RELEASED BY WARNER BROS. ON OCTOBER 13,1967, TWO WEEKS AFTER THE DEATH OF ITS AUTHOR, CARSON MCCULLERS, THIS FILM IS OFTEN CITED AS AN EXAMPLE OF THE WEAKING OF THE HAYS CODE. A FEW WEEKS LATER THE HAYS CODE WOULD CAESE TO EXIST. IT IS FITTING, THERFORE, THAT REFLECTIONS IN A GOLDEN EYE IS THE FINAL CHAPTER IN MY ESSAY ENTITLED SEVENTY QUEER FILMS MADE UNDER THE HAYS CODE (1934-1967) – SEE THE MULTIPLE LINKS BELOW.

BOTTOM LINE: In an army garrison, somewhere in the South, we make the acquittance of Major Weldon Penderton (Marlon Brando) a repressed, closeted officer who struggles with his masculinity and desires. His marriage to Leonora (Elizabeth Taylor) is passionless and strained. Lenora openly flaunts her affair with his best friend Col. Langdon (Brian Keith) humiliating her husband. Langdon’s wife Alison (Julie Harris) emotionally fragile, mutilates herself by chopping off her nipples with the garden shears, in despair, and finds solace only in her flamboyant Filipino houseboy, Anacleto. Meanwhile, a young soldier, Private Williams (Robert Foster), becomes a voyeur, secretly watching Lenora asleep in her bedroom at night and stirring Penderton’s suppressed desires. If you think that you have just entered Carson McCullers’ country, you are correct.

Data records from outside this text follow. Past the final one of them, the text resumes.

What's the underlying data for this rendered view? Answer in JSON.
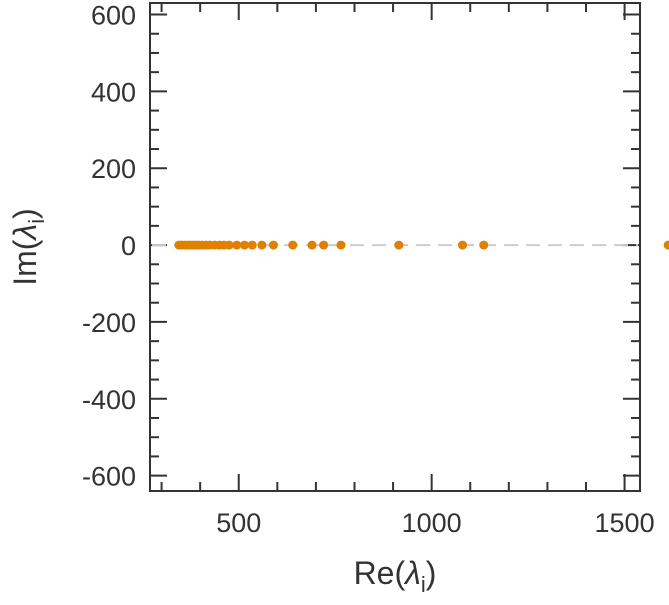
{
  "chart_data": {
    "type": "scatter",
    "title": "",
    "xlabel": {
      "base": "Re(",
      "symbol": "λ",
      "subscript": "i",
      "close": ")"
    },
    "ylabel": {
      "base": "Im(",
      "symbol": "λ",
      "subscript": "i",
      "close": ")"
    },
    "xlim": [
      270,
      1540
    ],
    "ylim": [
      -640,
      630
    ],
    "xticks": [
      500,
      1000,
      1500
    ],
    "xtick_labels": [
      "500",
      "1000",
      "1500"
    ],
    "yticks": [
      600,
      400,
      200,
      0,
      -200,
      -400,
      -600
    ],
    "ytick_labels": [
      "600",
      "400",
      "200",
      "0",
      "-200",
      "-400",
      "-600"
    ],
    "x_minor_step": 100,
    "y_minor_step": 50,
    "grid": false,
    "zero_line": {
      "y": 0,
      "style": "dashed",
      "color": "#cccccc"
    },
    "marker_color": "#e08000",
    "series": [
      {
        "x": [
          345,
          352,
          360,
          368,
          375,
          382,
          390,
          397,
          405,
          415,
          425,
          438,
          450,
          462,
          475,
          495,
          515,
          535,
          560,
          590,
          640,
          690,
          720,
          765,
          915,
          1080,
          1135,
          1613
        ],
        "y": [
          0,
          0,
          0,
          0,
          0,
          0,
          0,
          0,
          0,
          0,
          0,
          0,
          0,
          0,
          0,
          0,
          0,
          0,
          0,
          0,
          0,
          0,
          0,
          0,
          0,
          0,
          0,
          0
        ]
      }
    ]
  }
}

John Huston’s favorite of all his movies, “Reflections in a Golden Eye” is not for everyone, but if it’s to your taste, it’s spellbinding. Marlon Brando does something unique with his closeted gay character; it’s one of his truly great performances right up there with his Stanley Kowalski. Elizabeth Taylor gives one of her best, most relaxed performances in years. She was just beginning to pile on the weight at this time in her life and she uses her body fearlessly, like a weapon. Harris, who made very few movies for an actress of her caliber became a star interpreting McCullers in ‘”The Member of the Wedding” and she is transcendent here. Her scenes with Anacleto (gay actor Zorro David, mesmerizing, transcending his gay archetype) are at once girly flirtatious and unspeakably sad. And then there is Brian Keith. Always an underrated actor, he gave a quiet strength to every role he played. Here he underplays beautifully. His Col. Langdon is not a bad man yet he is clueless to the suffering of all those surrounding him and oblivious to the multiple storylines that are rapidly converging toward a tragedy.

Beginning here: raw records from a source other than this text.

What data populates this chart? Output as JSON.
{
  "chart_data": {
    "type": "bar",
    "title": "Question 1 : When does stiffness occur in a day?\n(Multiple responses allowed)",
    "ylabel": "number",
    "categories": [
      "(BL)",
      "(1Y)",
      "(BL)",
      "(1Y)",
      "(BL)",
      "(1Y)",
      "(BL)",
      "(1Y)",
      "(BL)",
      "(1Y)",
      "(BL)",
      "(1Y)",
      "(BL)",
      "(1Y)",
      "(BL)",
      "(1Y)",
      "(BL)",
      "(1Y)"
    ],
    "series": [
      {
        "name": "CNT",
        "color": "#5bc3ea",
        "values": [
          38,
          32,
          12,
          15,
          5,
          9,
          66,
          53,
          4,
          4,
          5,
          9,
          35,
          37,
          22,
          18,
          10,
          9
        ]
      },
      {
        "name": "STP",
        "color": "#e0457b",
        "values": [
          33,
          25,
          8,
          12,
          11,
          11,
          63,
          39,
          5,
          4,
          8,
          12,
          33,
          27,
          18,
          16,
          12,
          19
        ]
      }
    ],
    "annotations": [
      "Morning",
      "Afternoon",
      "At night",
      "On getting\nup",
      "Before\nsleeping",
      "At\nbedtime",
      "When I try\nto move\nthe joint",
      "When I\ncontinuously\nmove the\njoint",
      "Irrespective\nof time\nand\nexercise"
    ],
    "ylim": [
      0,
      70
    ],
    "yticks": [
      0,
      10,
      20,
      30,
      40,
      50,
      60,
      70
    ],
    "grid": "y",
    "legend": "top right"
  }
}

Finally, there is Robert Forster (“Jackie Brown”), making his film debut as Private Williams. In contrast to the aging physiques of the other actors he is mighty pleasing on the eye spending most of the movie buck naked while riding Lenora/Taylor’s prized horse! It’s a tribute to the complexity of the narrative that until the fateful closing scene, she never even knew he existed.

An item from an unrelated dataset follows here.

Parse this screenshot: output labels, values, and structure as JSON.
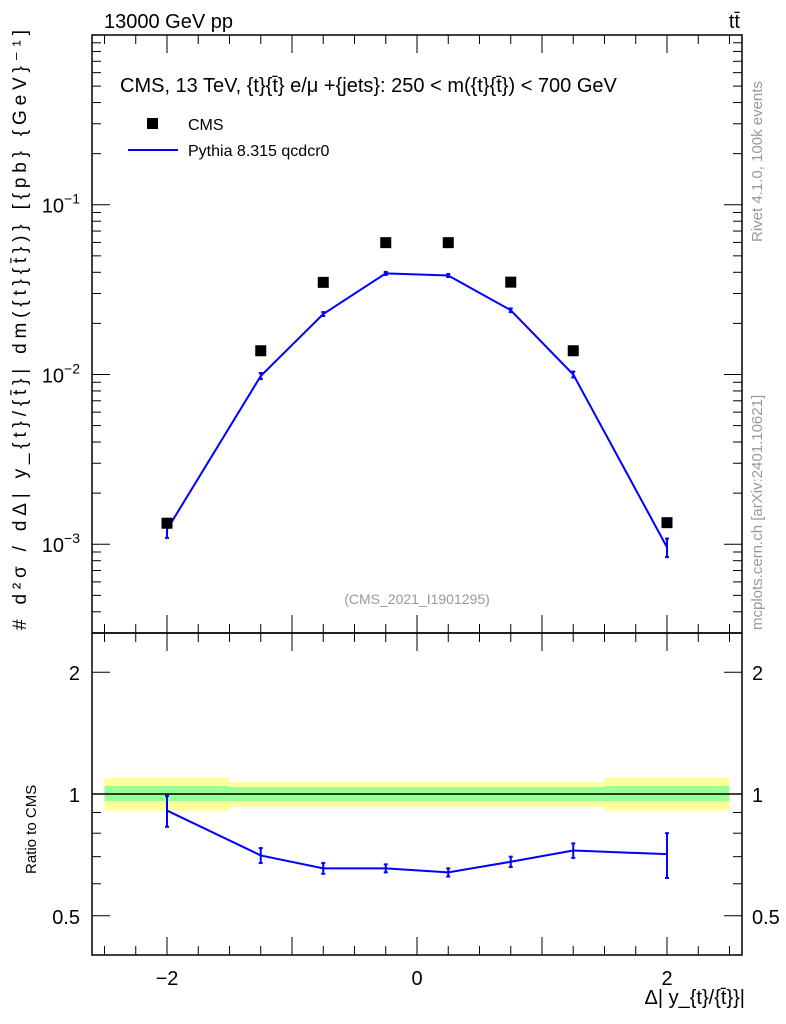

Reflections in a Golden Eye was originally released with a gold-tinted filter applied to all scenes. The desaturated, golden hue was a specific artistic choice by director John Huston and cinematographer Aldo Tonti.
The intended effect was to reference a drawing made by the houseboy Anacleto, in which a golden peacock’s eye reflects the entire world, and to create a specific, dreamlike, and “heated, otherworldly quality” that matched the tone of the story. Only certain shades of red and green were allowed to show through the filter.